Abdullah Abdullah claims victory in Afghanistan election
Abdullah Abdullah, Afghanistan's chief executive and President Ashraf Ghani's top rival, has claimed victory after the first round of voting in the presidential election over the weekend, though official counting is still under way.
"We have the most votes in this election," Abdullah said at a news conference on Monday.
"The results will be announced by the IEC [Independent Election Commission], but we have the most votes. The election is not going to go to a second round."
Abdullah, who is seeking the presidency for the third time after losing in 2009 and 2014, said his team would "make the new government".
Abdullah has shared power with Ghani over the past five years in a so-called unity government formed by the United States in the wake of allegations of widespread fraud and corruption in the 2014 polls.
Electoral body slams Abdullah
Senior IEC official Habib Rahman Nang immediately slammed Abdullah's announcement as premature.
"No candidate has the right to declare himself the winner," he said. "According to the law, it is the IEC that decides who is the winner."
Results are not expected until October 19. Candidates need more than 50 percent of the vote to be declared an outright winner, or else the top two will head for a second round in November.
The vote held on Saturday saw a low turnout because of the threat of attacks, a muted campaign and concerns over fraud.
Election officials have said the result would be the purest yet, with equipment such as biometric fingerprint readers and better training for poll workers ensuring the vote was fair.
However, Abdullah claimed in Monday's remarks that "some government officials" meddled in the election process. He did not give any details on his allegation.
His remarks follow the release on social media of several videos purporting to show election workers stuffing ballots.

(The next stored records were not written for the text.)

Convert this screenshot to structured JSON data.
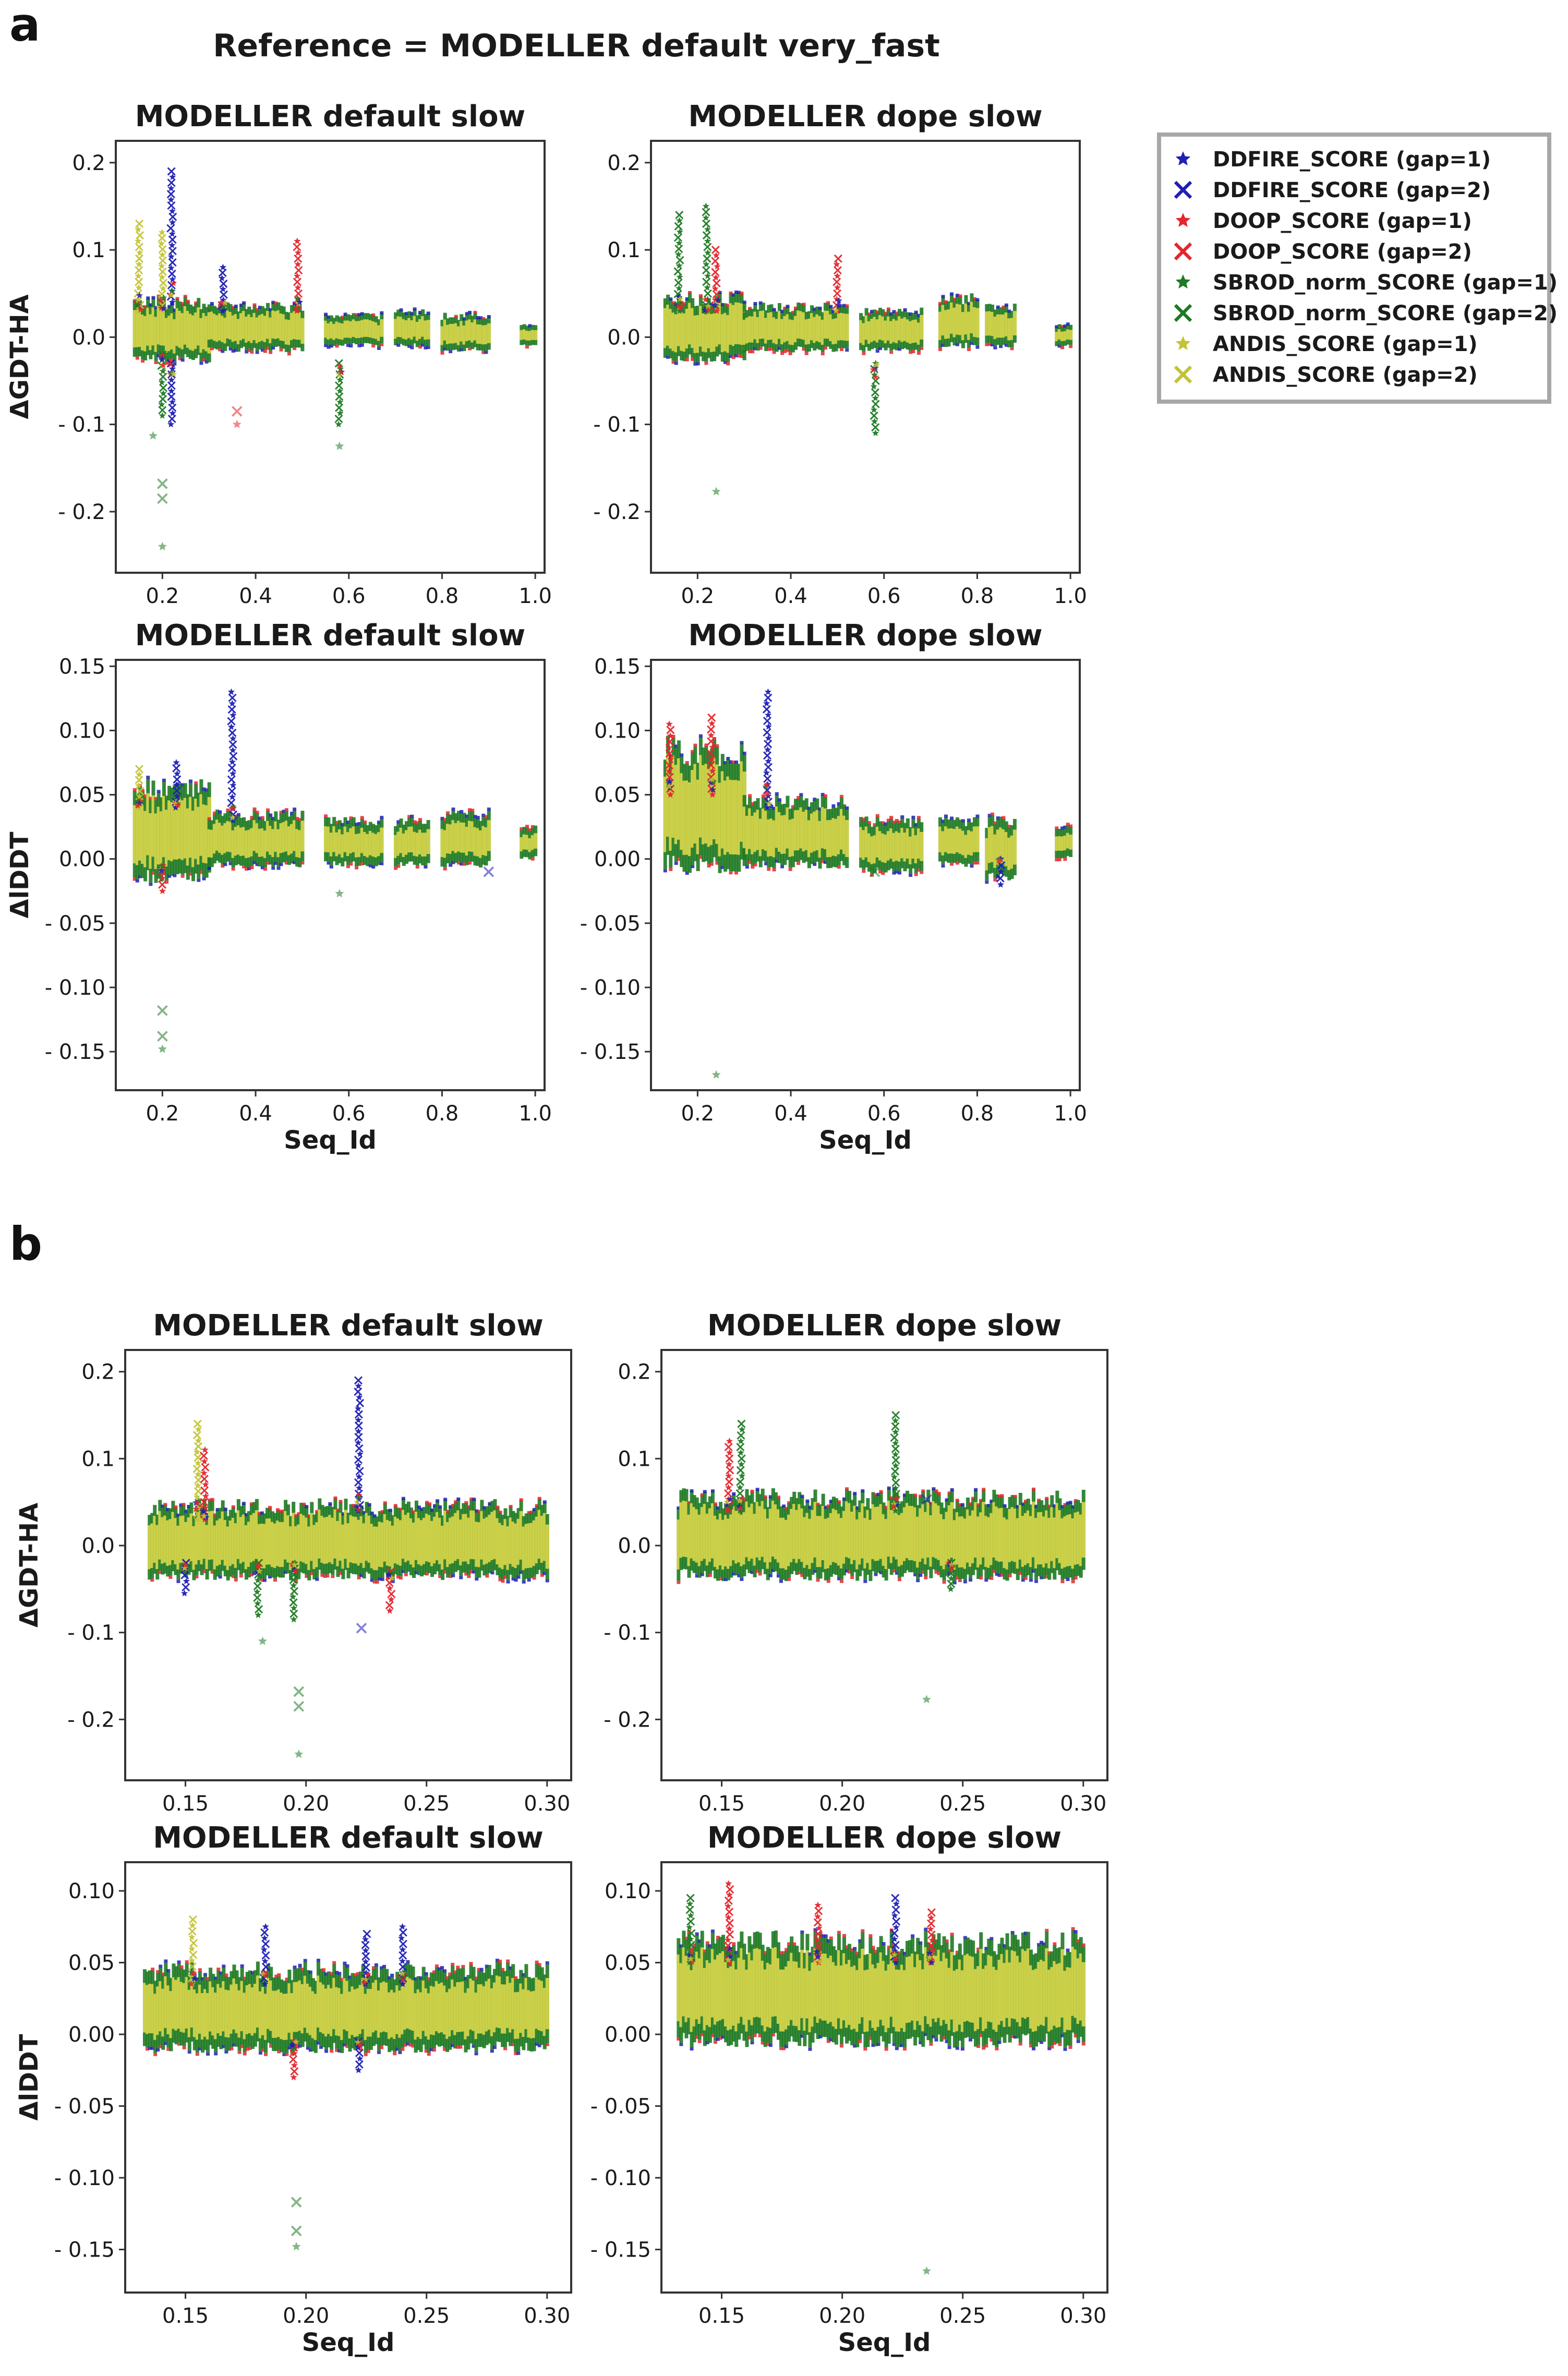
{
  "figure": {
    "panel_a_letter": "a",
    "panel_b_letter": "b",
    "panel_a_title": "Reference = MODELLER default very_fast"
  },
  "colors": {
    "DDFIRE": "#1f1fb4",
    "DOOP": "#e3262d",
    "SBROD": "#1f7a24",
    "ANDIS": "#c2c437",
    "ANDIS_core": "#d4d44a"
  },
  "legend": [
    {
      "label": "DDFIRE_SCORE (gap=1)",
      "marker": "star",
      "color": "#1f1fb4"
    },
    {
      "label": "DDFIRE_SCORE (gap=2)",
      "marker": "x",
      "color": "#1f1fb4"
    },
    {
      "label": "DOOP_SCORE (gap=1)",
      "marker": "star",
      "color": "#e3262d"
    },
    {
      "label": "DOOP_SCORE (gap=2)",
      "marker": "x",
      "color": "#e3262d"
    },
    {
      "label": "SBROD_norm_SCORE (gap=1)",
      "marker": "star",
      "color": "#1f7a24"
    },
    {
      "label": "SBROD_norm_SCORE (gap=2)",
      "marker": "x",
      "color": "#1f7a24"
    },
    {
      "label": "ANDIS_SCORE (gap=1)",
      "marker": "star",
      "color": "#c2c437"
    },
    {
      "label": "ANDIS_SCORE (gap=2)",
      "marker": "x",
      "color": "#c2c437"
    }
  ],
  "chart_data": [
    {
      "id": "a1",
      "type": "scatter",
      "title": "MODELLER default slow",
      "xlabel": "",
      "ylabel": "ΔGDT-HA",
      "xlim": [
        0.1,
        1.02
      ],
      "ylim": [
        -0.27,
        0.225
      ],
      "xticks": [
        0.2,
        0.4,
        0.6,
        0.8,
        1.0
      ],
      "xtick_labels": [
        "0.2",
        "0.4",
        "0.6",
        "0.8",
        "1.0"
      ],
      "yticks": [
        0.2,
        0.1,
        0.0,
        -0.1,
        -0.2
      ],
      "ytick_labels": [
        "0.2",
        "0.1",
        "0.0",
        "- 0.1",
        "- 0.2"
      ],
      "clusters": [
        {
          "x0": 0.14,
          "x1": 0.3,
          "lo": -0.02,
          "hi": 0.035
        },
        {
          "x0": 0.3,
          "x1": 0.5,
          "lo": -0.01,
          "hi": 0.03
        },
        {
          "x0": 0.55,
          "x1": 0.67,
          "lo": -0.005,
          "hi": 0.02
        },
        {
          "x0": 0.7,
          "x1": 0.77,
          "lo": -0.005,
          "hi": 0.025
        },
        {
          "x0": 0.8,
          "x1": 0.9,
          "lo": -0.01,
          "hi": 0.02
        },
        {
          "x0": 0.97,
          "x1": 1.0,
          "lo": -0.005,
          "hi": 0.01
        }
      ],
      "spikes": [
        {
          "x": 0.15,
          "lo": 0.03,
          "hi": 0.13,
          "s": "ANDIS"
        },
        {
          "x": 0.2,
          "lo": 0.03,
          "hi": 0.12,
          "s": "ANDIS"
        },
        {
          "x": 0.22,
          "lo": 0.04,
          "hi": 0.19,
          "s": "DDFIRE"
        },
        {
          "x": 0.33,
          "lo": 0.03,
          "hi": 0.08,
          "s": "DDFIRE"
        },
        {
          "x": 0.49,
          "lo": 0.03,
          "hi": 0.11,
          "s": "DOOP"
        },
        {
          "x": 0.2,
          "lo": -0.09,
          "hi": -0.02,
          "s": "SBROD"
        },
        {
          "x": 0.22,
          "lo": -0.1,
          "hi": -0.03,
          "s": "DDFIRE"
        },
        {
          "x": 0.58,
          "lo": -0.1,
          "hi": -0.03,
          "s": "SBROD"
        }
      ],
      "outliers": [
        {
          "x": 0.18,
          "y": -0.113,
          "s": "SBROD",
          "m": "star"
        },
        {
          "x": 0.2,
          "y": -0.168,
          "s": "SBROD",
          "m": "x"
        },
        {
          "x": 0.2,
          "y": -0.185,
          "s": "SBROD",
          "m": "x"
        },
        {
          "x": 0.2,
          "y": -0.24,
          "s": "SBROD",
          "m": "star"
        },
        {
          "x": 0.36,
          "y": -0.085,
          "s": "DOOP",
          "m": "x"
        },
        {
          "x": 0.36,
          "y": -0.1,
          "s": "DOOP",
          "m": "star"
        },
        {
          "x": 0.58,
          "y": -0.125,
          "s": "SBROD",
          "m": "star"
        }
      ]
    },
    {
      "id": "a2",
      "type": "scatter",
      "title": "MODELLER dope slow",
      "xlabel": "",
      "ylabel": "",
      "xlim": [
        0.1,
        1.02
      ],
      "ylim": [
        -0.27,
        0.225
      ],
      "xticks": [
        0.2,
        0.4,
        0.6,
        0.8,
        1.0
      ],
      "xtick_labels": [
        "0.2",
        "0.4",
        "0.6",
        "0.8",
        "1.0"
      ],
      "yticks": [
        0.2,
        0.1,
        0.0,
        -0.1,
        -0.2
      ],
      "ytick_labels": [
        "0.2",
        "0.1",
        "0.0",
        "- 0.1",
        "- 0.2"
      ],
      "clusters": [
        {
          "x0": 0.13,
          "x1": 0.3,
          "lo": -0.02,
          "hi": 0.04
        },
        {
          "x0": 0.3,
          "x1": 0.52,
          "lo": -0.01,
          "hi": 0.03
        },
        {
          "x0": 0.55,
          "x1": 0.68,
          "lo": -0.01,
          "hi": 0.025
        },
        {
          "x0": 0.72,
          "x1": 0.8,
          "lo": -0.005,
          "hi": 0.04
        },
        {
          "x0": 0.82,
          "x1": 0.88,
          "lo": -0.005,
          "hi": 0.03
        },
        {
          "x0": 0.97,
          "x1": 1.0,
          "lo": -0.005,
          "hi": 0.01
        }
      ],
      "spikes": [
        {
          "x": 0.16,
          "lo": 0.03,
          "hi": 0.14,
          "s": "SBROD"
        },
        {
          "x": 0.22,
          "lo": 0.03,
          "hi": 0.15,
          "s": "SBROD"
        },
        {
          "x": 0.24,
          "lo": 0.03,
          "hi": 0.1,
          "s": "DOOP"
        },
        {
          "x": 0.5,
          "lo": 0.03,
          "hi": 0.09,
          "s": "DOOP"
        },
        {
          "x": 0.58,
          "lo": -0.11,
          "hi": -0.03,
          "s": "SBROD"
        }
      ],
      "outliers": [
        {
          "x": 0.24,
          "y": -0.177,
          "s": "SBROD",
          "m": "star"
        }
      ]
    },
    {
      "id": "a3",
      "type": "scatter",
      "title": "MODELLER default slow",
      "xlabel": "Seq_Id",
      "ylabel": "ΔlDDT",
      "xlim": [
        0.1,
        1.02
      ],
      "ylim": [
        -0.18,
        0.155
      ],
      "xticks": [
        0.2,
        0.4,
        0.6,
        0.8,
        1.0
      ],
      "xtick_labels": [
        "0.2",
        "0.4",
        "0.6",
        "0.8",
        "1.0"
      ],
      "yticks": [
        0.15,
        0.1,
        0.05,
        0.0,
        -0.05,
        -0.1,
        -0.15
      ],
      "ytick_labels": [
        "0.15",
        "0.10",
        "0.05",
        "0.00",
        "- 0.05",
        "- 0.10",
        "- 0.15"
      ],
      "clusters": [
        {
          "x0": 0.14,
          "x1": 0.3,
          "lo": -0.01,
          "hi": 0.05
        },
        {
          "x0": 0.3,
          "x1": 0.5,
          "lo": 0.0,
          "hi": 0.03
        },
        {
          "x0": 0.55,
          "x1": 0.67,
          "lo": 0.0,
          "hi": 0.025
        },
        {
          "x0": 0.7,
          "x1": 0.77,
          "lo": 0.0,
          "hi": 0.025
        },
        {
          "x0": 0.8,
          "x1": 0.9,
          "lo": 0.0,
          "hi": 0.03
        },
        {
          "x0": 0.97,
          "x1": 1.0,
          "lo": 0.005,
          "hi": 0.02
        }
      ],
      "spikes": [
        {
          "x": 0.15,
          "lo": 0.04,
          "hi": 0.07,
          "s": "ANDIS"
        },
        {
          "x": 0.23,
          "lo": 0.04,
          "hi": 0.075,
          "s": "DDFIRE"
        },
        {
          "x": 0.35,
          "lo": 0.03,
          "hi": 0.13,
          "s": "DDFIRE"
        },
        {
          "x": 0.2,
          "lo": -0.025,
          "hi": -0.005,
          "s": "DOOP"
        }
      ],
      "outliers": [
        {
          "x": 0.2,
          "y": -0.118,
          "s": "SBROD",
          "m": "x"
        },
        {
          "x": 0.2,
          "y": -0.138,
          "s": "SBROD",
          "m": "x"
        },
        {
          "x": 0.2,
          "y": -0.148,
          "s": "SBROD",
          "m": "star"
        },
        {
          "x": 0.58,
          "y": -0.027,
          "s": "SBROD",
          "m": "star"
        },
        {
          "x": 0.9,
          "y": -0.01,
          "s": "DDFIRE",
          "m": "x"
        }
      ]
    },
    {
      "id": "a4",
      "type": "scatter",
      "title": "MODELLER dope slow",
      "xlabel": "Seq_Id",
      "ylabel": "",
      "xlim": [
        0.1,
        1.02
      ],
      "ylim": [
        -0.18,
        0.155
      ],
      "xticks": [
        0.2,
        0.4,
        0.6,
        0.8,
        1.0
      ],
      "xtick_labels": [
        "0.2",
        "0.4",
        "0.6",
        "0.8",
        "1.0"
      ],
      "yticks": [
        0.15,
        0.1,
        0.05,
        0.0,
        -0.05,
        -0.1,
        -0.15
      ],
      "ytick_labels": [
        "0.15",
        "0.10",
        "0.05",
        "0.00",
        "- 0.05",
        "- 0.10",
        "- 0.15"
      ],
      "clusters": [
        {
          "x0": 0.13,
          "x1": 0.3,
          "lo": 0.0,
          "hi": 0.08
        },
        {
          "x0": 0.3,
          "x1": 0.52,
          "lo": 0.0,
          "hi": 0.04
        },
        {
          "x0": 0.55,
          "x1": 0.68,
          "lo": -0.005,
          "hi": 0.025
        },
        {
          "x0": 0.72,
          "x1": 0.8,
          "lo": 0.0,
          "hi": 0.025
        },
        {
          "x0": 0.82,
          "x1": 0.88,
          "lo": -0.01,
          "hi": 0.025
        },
        {
          "x0": 0.97,
          "x1": 1.0,
          "lo": 0.005,
          "hi": 0.02
        }
      ],
      "spikes": [
        {
          "x": 0.14,
          "lo": 0.05,
          "hi": 0.105,
          "s": "DOOP"
        },
        {
          "x": 0.23,
          "lo": 0.05,
          "hi": 0.11,
          "s": "DOOP"
        },
        {
          "x": 0.35,
          "lo": 0.04,
          "hi": 0.13,
          "s": "DDFIRE"
        },
        {
          "x": 0.85,
          "lo": -0.02,
          "hi": 0.0,
          "s": "DDFIRE"
        }
      ],
      "outliers": [
        {
          "x": 0.24,
          "y": -0.168,
          "s": "SBROD",
          "m": "star"
        },
        {
          "x": 0.58,
          "y": -0.01,
          "s": "SBROD",
          "m": "x"
        }
      ]
    },
    {
      "id": "b1",
      "type": "scatter",
      "title": "MODELLER default slow",
      "xlabel": "",
      "ylabel": "ΔGDT-HA",
      "xlim": [
        0.125,
        0.31
      ],
      "ylim": [
        -0.27,
        0.225
      ],
      "xticks": [
        0.15,
        0.2,
        0.25,
        0.3
      ],
      "xtick_labels": [
        "0.15",
        "0.20",
        "0.25",
        "0.30"
      ],
      "yticks": [
        0.2,
        0.1,
        0.0,
        -0.1,
        -0.2
      ],
      "ytick_labels": [
        "0.2",
        "0.1",
        "0.0",
        "- 0.1",
        "- 0.2"
      ],
      "clusters": [
        {
          "x0": 0.135,
          "x1": 0.3,
          "lo": -0.03,
          "hi": 0.04
        }
      ],
      "spikes": [
        {
          "x": 0.155,
          "lo": 0.03,
          "hi": 0.14,
          "s": "ANDIS"
        },
        {
          "x": 0.158,
          "lo": 0.03,
          "hi": 0.11,
          "s": "DOOP"
        },
        {
          "x": 0.222,
          "lo": 0.04,
          "hi": 0.19,
          "s": "DDFIRE"
        },
        {
          "x": 0.18,
          "lo": -0.08,
          "hi": -0.02,
          "s": "SBROD"
        },
        {
          "x": 0.195,
          "lo": -0.085,
          "hi": -0.02,
          "s": "SBROD"
        },
        {
          "x": 0.235,
          "lo": -0.075,
          "hi": -0.03,
          "s": "DOOP"
        },
        {
          "x": 0.15,
          "lo": -0.055,
          "hi": -0.02,
          "s": "DDFIRE"
        }
      ],
      "outliers": [
        {
          "x": 0.182,
          "y": -0.11,
          "s": "SBROD",
          "m": "star"
        },
        {
          "x": 0.197,
          "y": -0.168,
          "s": "SBROD",
          "m": "x"
        },
        {
          "x": 0.197,
          "y": -0.185,
          "s": "SBROD",
          "m": "x"
        },
        {
          "x": 0.197,
          "y": -0.24,
          "s": "SBROD",
          "m": "star"
        },
        {
          "x": 0.223,
          "y": -0.095,
          "s": "DDFIRE",
          "m": "x"
        }
      ]
    },
    {
      "id": "b2",
      "type": "scatter",
      "title": "MODELLER dope slow",
      "xlabel": "",
      "ylabel": "",
      "xlim": [
        0.125,
        0.31
      ],
      "ylim": [
        -0.27,
        0.225
      ],
      "xticks": [
        0.15,
        0.2,
        0.25,
        0.3
      ],
      "xtick_labels": [
        "0.15",
        "0.20",
        "0.25",
        "0.30"
      ],
      "yticks": [
        0.2,
        0.1,
        0.0,
        -0.1,
        -0.2
      ],
      "ytick_labels": [
        "0.2",
        "0.1",
        "0.0",
        "- 0.1",
        "- 0.2"
      ],
      "clusters": [
        {
          "x0": 0.132,
          "x1": 0.3,
          "lo": -0.03,
          "hi": 0.05
        }
      ],
      "spikes": [
        {
          "x": 0.153,
          "lo": 0.04,
          "hi": 0.12,
          "s": "DOOP"
        },
        {
          "x": 0.158,
          "lo": 0.04,
          "hi": 0.14,
          "s": "SBROD"
        },
        {
          "x": 0.222,
          "lo": 0.04,
          "hi": 0.15,
          "s": "SBROD"
        },
        {
          "x": 0.245,
          "lo": -0.05,
          "hi": -0.02,
          "s": "SBROD"
        }
      ],
      "outliers": [
        {
          "x": 0.235,
          "y": -0.177,
          "s": "SBROD",
          "m": "star"
        },
        {
          "x": 0.235,
          "y": 0.053,
          "s": "DDFIRE",
          "m": "x"
        }
      ]
    },
    {
      "id": "b3",
      "type": "scatter",
      "title": "MODELLER default slow",
      "xlabel": "Seq_Id",
      "ylabel": "ΔlDDT",
      "xlim": [
        0.125,
        0.31
      ],
      "ylim": [
        -0.18,
        0.12
      ],
      "xticks": [
        0.15,
        0.2,
        0.25,
        0.3
      ],
      "xtick_labels": [
        "0.15",
        "0.20",
        "0.25",
        "0.30"
      ],
      "yticks": [
        0.1,
        0.05,
        0.0,
        -0.05,
        -0.1,
        -0.15
      ],
      "ytick_labels": [
        "0.10",
        "0.05",
        "0.00",
        "- 0.05",
        "- 0.10",
        "- 0.15"
      ],
      "clusters": [
        {
          "x0": 0.133,
          "x1": 0.3,
          "lo": -0.005,
          "hi": 0.04
        }
      ],
      "spikes": [
        {
          "x": 0.153,
          "lo": 0.035,
          "hi": 0.08,
          "s": "ANDIS"
        },
        {
          "x": 0.183,
          "lo": 0.035,
          "hi": 0.075,
          "s": "DDFIRE"
        },
        {
          "x": 0.225,
          "lo": 0.035,
          "hi": 0.07,
          "s": "DDFIRE"
        },
        {
          "x": 0.24,
          "lo": 0.035,
          "hi": 0.075,
          "s": "DDFIRE"
        },
        {
          "x": 0.195,
          "lo": -0.03,
          "hi": -0.005,
          "s": "DOOP"
        },
        {
          "x": 0.222,
          "lo": -0.025,
          "hi": -0.005,
          "s": "DDFIRE"
        }
      ],
      "outliers": [
        {
          "x": 0.196,
          "y": -0.117,
          "s": "SBROD",
          "m": "x"
        },
        {
          "x": 0.196,
          "y": -0.137,
          "s": "SBROD",
          "m": "x"
        },
        {
          "x": 0.196,
          "y": -0.148,
          "s": "SBROD",
          "m": "star"
        }
      ]
    },
    {
      "id": "b4",
      "type": "scatter",
      "title": "MODELLER dope slow",
      "xlabel": "Seq_Id",
      "ylabel": "",
      "xlim": [
        0.125,
        0.31
      ],
      "ylim": [
        -0.18,
        0.12
      ],
      "xticks": [
        0.15,
        0.2,
        0.25,
        0.3
      ],
      "xtick_labels": [
        "0.15",
        "0.20",
        "0.25",
        "0.30"
      ],
      "yticks": [
        0.1,
        0.05,
        0.0,
        -0.05,
        -0.1,
        -0.15
      ],
      "ytick_labels": [
        "0.10",
        "0.05",
        "0.00",
        "- 0.05",
        "- 0.10",
        "- 0.15"
      ],
      "clusters": [
        {
          "x0": 0.132,
          "x1": 0.3,
          "lo": 0.0,
          "hi": 0.06
        }
      ],
      "spikes": [
        {
          "x": 0.137,
          "lo": 0.05,
          "hi": 0.095,
          "s": "SBROD"
        },
        {
          "x": 0.153,
          "lo": 0.05,
          "hi": 0.105,
          "s": "DOOP"
        },
        {
          "x": 0.19,
          "lo": 0.05,
          "hi": 0.09,
          "s": "DOOP"
        },
        {
          "x": 0.222,
          "lo": 0.05,
          "hi": 0.095,
          "s": "DDFIRE"
        },
        {
          "x": 0.237,
          "lo": 0.05,
          "hi": 0.085,
          "s": "DOOP"
        }
      ],
      "outliers": [
        {
          "x": 0.235,
          "y": -0.165,
          "s": "SBROD",
          "m": "star"
        }
      ]
    }
  ]
}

United Nations Secretary-General Antonio Guterres earlier commended "all Afghans who exercised their democratic voice", and "congratulates them on their commitment to selecting their leaders through the ballot box."
Authorities heralded Saturday's election as a success because the Taliban was unable to pull off a large-scale attack resulting in high casualty numbers, and there were fewer technical difficulties than some had feared.